OK, I believe I understand your intent. (By the way, I LOVE electrostatics but I haven't owned any for over 20 years, since selling my Infinity Servo Static 1's. I still have some old but sweet electrostatic headphones.)
A basic bit of theory applies to what you are attempting: the maximum power transfer to the load occurs when the source impedance (the amp) and the load impedance (the speaker) are exactly equal. If your amp was designed to tolerate both 4 ohm and 8 ohm speakers, the designer probably set the internal amplifier impedance at a compromise between those two values. In bridged mode, the two amps togather would (ideally) deliver twice the power to the same load as a single amp in a standalone configuration.
The rub comes in because we are talking about impedance, not DC resistance. Directly-driven ESLs (which I think include Magnepans) are a huge capacitive load, which varies all over the place as a function of frequency. Transformer-coupled ESLs have the opposite problem, they are highly inductive. The amp impedance expressed in ohms is a function of the frequency, and in bridged mode not only does the power double, so does the variation in source impedance (the bridged amps). Directly-driven ESLs have a higher impedance with lower frequencies, while impedance decreases at higher frequencies, and there is interaction with the amp internal impedance. Such a load is highly likely to cause a destructive amplifier oscillation at a high frequency (I have heard that high pitched, barely audible screech which often means either your amp or your ESLs or both need repair).

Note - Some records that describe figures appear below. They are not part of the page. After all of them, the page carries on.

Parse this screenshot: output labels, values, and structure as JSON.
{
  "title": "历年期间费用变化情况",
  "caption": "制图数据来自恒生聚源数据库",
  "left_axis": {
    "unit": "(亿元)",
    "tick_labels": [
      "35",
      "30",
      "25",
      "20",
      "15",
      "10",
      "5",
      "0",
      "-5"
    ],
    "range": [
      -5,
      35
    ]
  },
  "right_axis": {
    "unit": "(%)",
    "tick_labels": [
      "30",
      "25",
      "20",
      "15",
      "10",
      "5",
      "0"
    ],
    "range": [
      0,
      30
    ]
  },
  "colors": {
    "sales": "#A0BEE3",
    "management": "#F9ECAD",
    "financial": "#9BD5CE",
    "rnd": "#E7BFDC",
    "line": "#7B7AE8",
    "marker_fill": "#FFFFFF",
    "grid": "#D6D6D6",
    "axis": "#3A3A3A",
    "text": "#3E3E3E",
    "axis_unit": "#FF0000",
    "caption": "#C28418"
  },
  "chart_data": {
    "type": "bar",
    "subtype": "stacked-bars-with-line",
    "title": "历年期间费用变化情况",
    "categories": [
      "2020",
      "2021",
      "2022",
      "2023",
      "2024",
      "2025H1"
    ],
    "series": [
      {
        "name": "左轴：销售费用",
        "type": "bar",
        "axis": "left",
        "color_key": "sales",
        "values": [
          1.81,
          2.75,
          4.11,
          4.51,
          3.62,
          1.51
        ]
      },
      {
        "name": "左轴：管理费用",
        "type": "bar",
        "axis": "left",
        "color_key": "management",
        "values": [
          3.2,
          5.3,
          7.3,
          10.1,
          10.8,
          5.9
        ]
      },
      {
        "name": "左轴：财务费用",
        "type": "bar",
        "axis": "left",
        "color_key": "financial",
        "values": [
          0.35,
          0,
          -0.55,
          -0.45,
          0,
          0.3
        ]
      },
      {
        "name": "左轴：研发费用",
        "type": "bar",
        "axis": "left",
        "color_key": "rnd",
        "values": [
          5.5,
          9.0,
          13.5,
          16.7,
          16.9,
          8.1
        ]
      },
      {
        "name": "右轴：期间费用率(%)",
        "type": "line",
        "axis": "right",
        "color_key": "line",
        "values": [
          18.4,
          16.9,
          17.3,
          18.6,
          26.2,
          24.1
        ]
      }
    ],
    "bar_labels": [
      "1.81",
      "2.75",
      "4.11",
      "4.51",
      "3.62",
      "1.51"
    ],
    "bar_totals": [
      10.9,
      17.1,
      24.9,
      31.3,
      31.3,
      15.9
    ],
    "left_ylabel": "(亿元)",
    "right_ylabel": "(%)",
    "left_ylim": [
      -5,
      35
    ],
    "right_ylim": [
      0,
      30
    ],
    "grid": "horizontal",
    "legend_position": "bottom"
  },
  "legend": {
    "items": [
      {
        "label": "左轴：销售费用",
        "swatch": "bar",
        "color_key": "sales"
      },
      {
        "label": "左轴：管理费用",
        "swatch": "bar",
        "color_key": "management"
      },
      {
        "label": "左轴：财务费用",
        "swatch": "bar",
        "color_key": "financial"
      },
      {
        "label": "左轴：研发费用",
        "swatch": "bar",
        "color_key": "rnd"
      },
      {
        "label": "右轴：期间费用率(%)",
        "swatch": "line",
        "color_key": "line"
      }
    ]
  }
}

Making matters worse, the amp's power supply may not be adequate to deliver 2X normal current in steady operation. The minimum load impedance could have been specified with this power supply limitation in mind, even if the output devices can tolerate the extra power - hard to say without examining the design. Another reality factor is that unless the output devices of both bridged amps are exactly matched - not just within the individual amps but from one amp to the other - the amps will load each other with more instability the result. Very high quality amps intended for bridged operation have had output devices perfectly matched to minimize such problems.
Forgive me, but if you are unhappy so soon after your amplifier purchase, it seems likely you neglected the basic hifi test principal: audition the exact equipment combination you think you want, either in your home or at least in a very similar sized room. Make sure that all factors including maximum volume and amplifier headroom are satisfactory by playing demanding source material. Most high-end dealers will work with you and offer favorable terms and let you exchange equipment for little or no cost for a reasonable period (as long as they make the sale).
As for "overclocking" your amp - with the same combination of speakers and amps, I would not try it myself. The risk of damage is too great. On at least one occasion, I repaired my ESLs and amp togather, it hurt financially. In your situation, I would experiment with speaker placement within the room and in relation to my listening position, to find a more ideal solution. You may trade off other factors for more volume with room gain - such as a very small "sweet spot" when listening. In any case, enjoy the music!